The insufferable member of parliament omitted to mention (oddly, given that he was the architect of the exercise) that the context changed completely last year, with divorce legislation. The Nationalist Party's 1998 promise for a law to regulate cohabitation, a promise which it continued to work on right up until 2011, was a way of circumventing the need to introduce divorce and allow people to remarry. The most obvious way to allow people to acquire rights, who were living together, was to render them able to marry. But because the Nationalist Party's leader then, like his successor, had strong objections to divorce, another way had to be found to sort out the legal mess created by the absence of divorce legislation and the inability of people to remarry even when they started new families.

I was one of the few who objected in the strongest possible terms to this proposed law and to the warped pragmatism which drove it. My main argument – and here I am not talking about the need to regulate the situation of cohabiting siblings, which is an entirely different kettle of fish, or of gay couples, for whom a cohabitation law should not be used as a substitute for a civil union – was that there is a perfectly serviceable legal regime already for the regulation of the unions of same-sex couples. It's called marriage, has seen the test of time, and is universally recognised. If people wish to regulate the legal status of their union, then allow them to marry and don't fool around with cohabitation laws. The government of the time and its current successor were driven to defend their stance, most unconvincingly, because they did not wish to allow people to remarry. They preferred, strangely enough, to have a situation in which people stayed married to X while gaining mutual cohabitation rights with Y.

My second argument against this proposed law and its enormous potential for creating even messier situations than we have in the present, hinged on precisely that. The politicians who object to divorce because they regard marriage as a sacred religious union, rather than as a civil, legal regime, cannot see that regulating a union between two people when one (or even both) of those people is in a regulated union – marriage – with somebody else creates an anomalous situation of quasi-bigamy. This law has taken so long to be brought before parliament for this main reason. It was reported in the press some time ago that the lawyers who were asked to review the proposals were unanimous in that you could not allow a person to enter into a 'couple with rights' situation when he or she was still technically married to somebody else.

This farcical situation, which is in effect an attempt at doing with the rights of couples what Alfred Sant tried to do with VAT and CET, has now been rendered pointless by the wholly unexpected and unforeseen summary introduction of divorce. If people can divorce, then they are free to marry again. They do not need 'cohabitation rights'. If one half of the couple is not willing to make the commitment of marriage, leaving the other half vulnerable, then the law should assume that grown-ups make their own choices and have to live with the consequences. The state, through the law, is not there to nanny adults and to rescue them from their own choices.
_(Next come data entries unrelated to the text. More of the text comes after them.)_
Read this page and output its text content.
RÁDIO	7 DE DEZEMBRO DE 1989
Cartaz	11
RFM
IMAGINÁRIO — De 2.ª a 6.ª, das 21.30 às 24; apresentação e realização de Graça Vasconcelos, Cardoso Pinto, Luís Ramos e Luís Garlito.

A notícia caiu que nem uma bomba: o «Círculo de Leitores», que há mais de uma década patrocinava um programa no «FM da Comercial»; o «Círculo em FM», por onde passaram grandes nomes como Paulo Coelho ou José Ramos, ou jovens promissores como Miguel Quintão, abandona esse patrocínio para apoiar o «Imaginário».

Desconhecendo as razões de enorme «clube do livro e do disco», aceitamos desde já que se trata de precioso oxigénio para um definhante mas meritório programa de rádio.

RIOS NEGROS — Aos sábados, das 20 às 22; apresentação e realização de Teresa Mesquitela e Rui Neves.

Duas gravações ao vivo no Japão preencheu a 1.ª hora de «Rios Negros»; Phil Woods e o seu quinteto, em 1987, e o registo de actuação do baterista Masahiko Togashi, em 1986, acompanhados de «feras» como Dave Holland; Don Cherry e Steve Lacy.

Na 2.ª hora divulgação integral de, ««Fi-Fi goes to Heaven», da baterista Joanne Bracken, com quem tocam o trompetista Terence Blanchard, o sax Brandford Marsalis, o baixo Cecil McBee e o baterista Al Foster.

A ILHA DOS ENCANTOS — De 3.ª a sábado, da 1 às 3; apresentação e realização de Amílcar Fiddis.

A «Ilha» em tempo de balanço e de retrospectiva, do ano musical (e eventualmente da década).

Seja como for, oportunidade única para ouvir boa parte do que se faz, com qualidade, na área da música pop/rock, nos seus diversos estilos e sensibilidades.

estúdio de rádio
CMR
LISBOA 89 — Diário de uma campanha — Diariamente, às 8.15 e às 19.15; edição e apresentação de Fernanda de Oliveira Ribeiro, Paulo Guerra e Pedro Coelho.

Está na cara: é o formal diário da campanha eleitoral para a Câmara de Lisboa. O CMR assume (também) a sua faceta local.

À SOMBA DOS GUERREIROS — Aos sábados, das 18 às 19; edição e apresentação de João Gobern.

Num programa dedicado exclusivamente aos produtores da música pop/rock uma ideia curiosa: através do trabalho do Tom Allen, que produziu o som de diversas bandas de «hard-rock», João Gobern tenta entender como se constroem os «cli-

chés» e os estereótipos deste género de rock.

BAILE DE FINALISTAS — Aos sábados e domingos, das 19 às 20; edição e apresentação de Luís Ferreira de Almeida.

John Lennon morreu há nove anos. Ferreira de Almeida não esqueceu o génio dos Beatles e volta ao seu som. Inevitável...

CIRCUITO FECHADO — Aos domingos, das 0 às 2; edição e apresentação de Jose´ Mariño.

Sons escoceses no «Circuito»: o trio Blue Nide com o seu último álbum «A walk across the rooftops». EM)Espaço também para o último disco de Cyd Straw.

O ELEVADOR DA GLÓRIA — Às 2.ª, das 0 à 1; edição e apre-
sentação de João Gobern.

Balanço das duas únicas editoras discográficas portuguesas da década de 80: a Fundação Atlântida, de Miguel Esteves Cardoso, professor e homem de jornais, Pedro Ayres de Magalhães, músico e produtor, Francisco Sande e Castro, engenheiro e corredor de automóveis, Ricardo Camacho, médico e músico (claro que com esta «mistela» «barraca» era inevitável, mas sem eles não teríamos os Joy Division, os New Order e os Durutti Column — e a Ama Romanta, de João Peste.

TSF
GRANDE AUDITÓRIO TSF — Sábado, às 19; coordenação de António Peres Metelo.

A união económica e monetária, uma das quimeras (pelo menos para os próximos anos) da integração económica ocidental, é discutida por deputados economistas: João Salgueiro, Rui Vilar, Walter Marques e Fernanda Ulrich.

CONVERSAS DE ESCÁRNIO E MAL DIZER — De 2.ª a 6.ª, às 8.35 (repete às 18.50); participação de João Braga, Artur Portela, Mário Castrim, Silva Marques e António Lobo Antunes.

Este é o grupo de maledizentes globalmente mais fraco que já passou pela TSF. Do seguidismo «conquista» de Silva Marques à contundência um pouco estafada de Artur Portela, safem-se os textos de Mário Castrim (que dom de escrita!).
Also, the person who does not wish to marry has made a choice against law-regulated commitment. It is deeply wrong – the very opposite of liberal, though it is touted as just that – to foist legal obligations on such people when they have made a deliberate choice against them. What the law will do here is to reduce our choices to living together in legal commitment under one regime or another, or living alone.

If Jeffrey Pullicino Orlando thinks that all this is terribly avant-garde and liberal, then he is a truly silly man. It is shades of George Orwell. The liberal stance, Jeffrey, is this. If one or both halves of a couple wish to live together without legal commitment to each other or rights over each other or each other's property or home, then they are free to do so. If one person chooses to live with another person who does not wish to make a legal commitment, then that is his or her choice and the state has no right to decide that legal obligations/rights should be foisted on the unwilling person, who can avoid them only by leaving the home. If couples want the legal rights of couples, then they should make use of the law designed to serve this purpose: marriage law. If they don't wish to do so, that's their choice. The law should not allow for legal 'partial commitment' for those who don't wish to make a proper commitment. Just as there is no 'partial virginity', so there is no such thing as a partial commitment.